Life, love and death of festival LIFE 1

Konstantinas Borkovskis
www.kamane.lt, 2013-05-21
Poster of the first festival LIFE (artist Rimvydas Kepežinskas)

In brief: 20 years passed from the first international theatre festival LIFE on May 10. Actually, this phenomenon was born much earlier...

The international Lithuanian theatre festival LIFE was established as a non-profit organisation on October 18, 1991 and stopped its existence as a public institution on May 1, 2001. The festival was headed by the theatre critic Rūta Vanagaitė from the very beginning to 1998. The theatre manager Tauras Čižas “stood at the steering-wheel” of LIFE for the rest of time. LIFE organised six festivals during that time: in 1993, 1995, 1996, 1997, 1999 and 2000. The director Eimuntas Nekrošius cooperated with the festival LIFE closely from 1993 to 1998 and presented his performances “Small Tragedies. Mozart and Salieri. Don Chuan. Plague” of A.Pushkin, “Three Sisters” of A. Chekhov, rock opera “Love and Death in Verona” of K. Antanėlis (second version), “Hamlet” by W. Shakespeare under the flag of LIFE.

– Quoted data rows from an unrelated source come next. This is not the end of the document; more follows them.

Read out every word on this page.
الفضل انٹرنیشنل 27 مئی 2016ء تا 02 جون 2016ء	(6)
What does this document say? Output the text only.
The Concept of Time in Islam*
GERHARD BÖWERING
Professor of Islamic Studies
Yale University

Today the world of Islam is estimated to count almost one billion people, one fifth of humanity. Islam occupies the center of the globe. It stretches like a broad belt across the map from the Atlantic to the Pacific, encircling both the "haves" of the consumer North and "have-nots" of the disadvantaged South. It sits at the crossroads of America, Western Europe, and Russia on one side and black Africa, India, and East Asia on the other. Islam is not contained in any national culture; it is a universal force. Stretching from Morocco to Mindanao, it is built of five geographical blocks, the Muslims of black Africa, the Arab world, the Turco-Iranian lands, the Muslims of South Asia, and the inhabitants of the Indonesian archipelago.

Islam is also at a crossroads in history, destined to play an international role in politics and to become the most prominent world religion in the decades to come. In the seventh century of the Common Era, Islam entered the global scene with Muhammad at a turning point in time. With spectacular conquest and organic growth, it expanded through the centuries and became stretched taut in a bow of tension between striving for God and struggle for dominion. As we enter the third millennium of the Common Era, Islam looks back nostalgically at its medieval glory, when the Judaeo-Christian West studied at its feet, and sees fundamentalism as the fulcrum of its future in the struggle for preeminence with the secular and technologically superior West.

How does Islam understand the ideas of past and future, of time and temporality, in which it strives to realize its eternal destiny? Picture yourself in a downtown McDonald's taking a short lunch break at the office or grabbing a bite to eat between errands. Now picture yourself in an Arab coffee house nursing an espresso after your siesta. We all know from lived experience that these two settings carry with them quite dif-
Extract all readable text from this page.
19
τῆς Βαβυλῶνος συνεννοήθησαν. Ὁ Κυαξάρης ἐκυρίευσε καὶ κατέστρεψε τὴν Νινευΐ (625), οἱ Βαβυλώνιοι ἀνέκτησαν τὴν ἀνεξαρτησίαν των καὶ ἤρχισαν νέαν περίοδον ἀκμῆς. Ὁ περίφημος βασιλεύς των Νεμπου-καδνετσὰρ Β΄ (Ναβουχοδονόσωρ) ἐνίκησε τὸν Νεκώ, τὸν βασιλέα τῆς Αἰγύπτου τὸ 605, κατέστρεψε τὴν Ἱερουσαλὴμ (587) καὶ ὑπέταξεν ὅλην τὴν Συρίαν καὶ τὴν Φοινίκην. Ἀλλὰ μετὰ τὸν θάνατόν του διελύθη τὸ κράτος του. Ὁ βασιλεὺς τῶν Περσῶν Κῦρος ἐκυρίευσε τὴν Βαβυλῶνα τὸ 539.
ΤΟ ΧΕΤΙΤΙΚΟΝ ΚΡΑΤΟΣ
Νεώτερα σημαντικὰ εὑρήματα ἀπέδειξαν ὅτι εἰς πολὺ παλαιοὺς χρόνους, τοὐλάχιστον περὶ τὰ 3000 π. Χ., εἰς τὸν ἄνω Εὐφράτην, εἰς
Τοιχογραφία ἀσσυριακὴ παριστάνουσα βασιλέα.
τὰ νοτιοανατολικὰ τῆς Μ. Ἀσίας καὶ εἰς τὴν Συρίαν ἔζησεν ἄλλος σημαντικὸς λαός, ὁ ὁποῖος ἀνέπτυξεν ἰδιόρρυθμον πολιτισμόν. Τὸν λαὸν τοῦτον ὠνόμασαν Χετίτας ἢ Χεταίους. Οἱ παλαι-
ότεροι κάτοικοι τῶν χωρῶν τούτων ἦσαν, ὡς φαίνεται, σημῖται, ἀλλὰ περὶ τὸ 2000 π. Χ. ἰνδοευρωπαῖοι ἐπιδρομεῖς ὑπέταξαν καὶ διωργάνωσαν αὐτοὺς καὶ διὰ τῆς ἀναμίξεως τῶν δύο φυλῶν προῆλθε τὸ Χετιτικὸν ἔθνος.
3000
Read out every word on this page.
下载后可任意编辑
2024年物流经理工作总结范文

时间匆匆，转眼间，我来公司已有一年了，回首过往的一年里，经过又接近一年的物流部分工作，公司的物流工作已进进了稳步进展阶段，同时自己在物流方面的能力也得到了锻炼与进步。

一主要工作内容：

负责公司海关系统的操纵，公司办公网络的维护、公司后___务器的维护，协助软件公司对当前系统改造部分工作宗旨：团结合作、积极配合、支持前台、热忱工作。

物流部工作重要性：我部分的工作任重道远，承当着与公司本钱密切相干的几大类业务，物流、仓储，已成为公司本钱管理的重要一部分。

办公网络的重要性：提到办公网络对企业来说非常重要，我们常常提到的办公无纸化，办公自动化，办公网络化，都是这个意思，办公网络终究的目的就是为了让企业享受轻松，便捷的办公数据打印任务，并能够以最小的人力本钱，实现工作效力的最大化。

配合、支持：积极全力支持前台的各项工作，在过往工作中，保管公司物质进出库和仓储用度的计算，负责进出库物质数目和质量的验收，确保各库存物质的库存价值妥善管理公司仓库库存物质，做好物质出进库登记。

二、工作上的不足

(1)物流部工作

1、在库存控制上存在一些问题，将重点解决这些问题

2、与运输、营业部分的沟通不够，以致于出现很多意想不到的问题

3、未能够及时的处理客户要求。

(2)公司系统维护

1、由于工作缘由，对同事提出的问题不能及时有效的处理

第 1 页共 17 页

Now the entire archive of the festival LIFE is placed in a couple of big boxes and is stored at the Theatre, Music and Cinema Museum in wait for researchers. The much bigger “archive” has spread among people and is alive in pages of the press and in memories. It is evident after two decades that the festival LIFE was and still remains the biggest, most effective and impressive international cultural project of Lithuania that proclaimed our country and the fantastic flight of our nation to freedom like no other event.

Memories are shared by the author about performances and events of the festival LIFE, its flourishing and fall in 2000 in the article.

The author also makes some generalizations why the festival LIFE was so important to our culture and why it did not become a kind of permanent Mecca of our theatre, our Avignon or Edinburg. The birth of the festival coincided with the liberation of Lithuania and with the positive expectations of people enjoying freedom. Still, the life of the festival ended practically in 1998, during the big crisis, when illusions of Lithuanian people about the eternal festival of life broke and when Lithuania became no longer interesting to the world.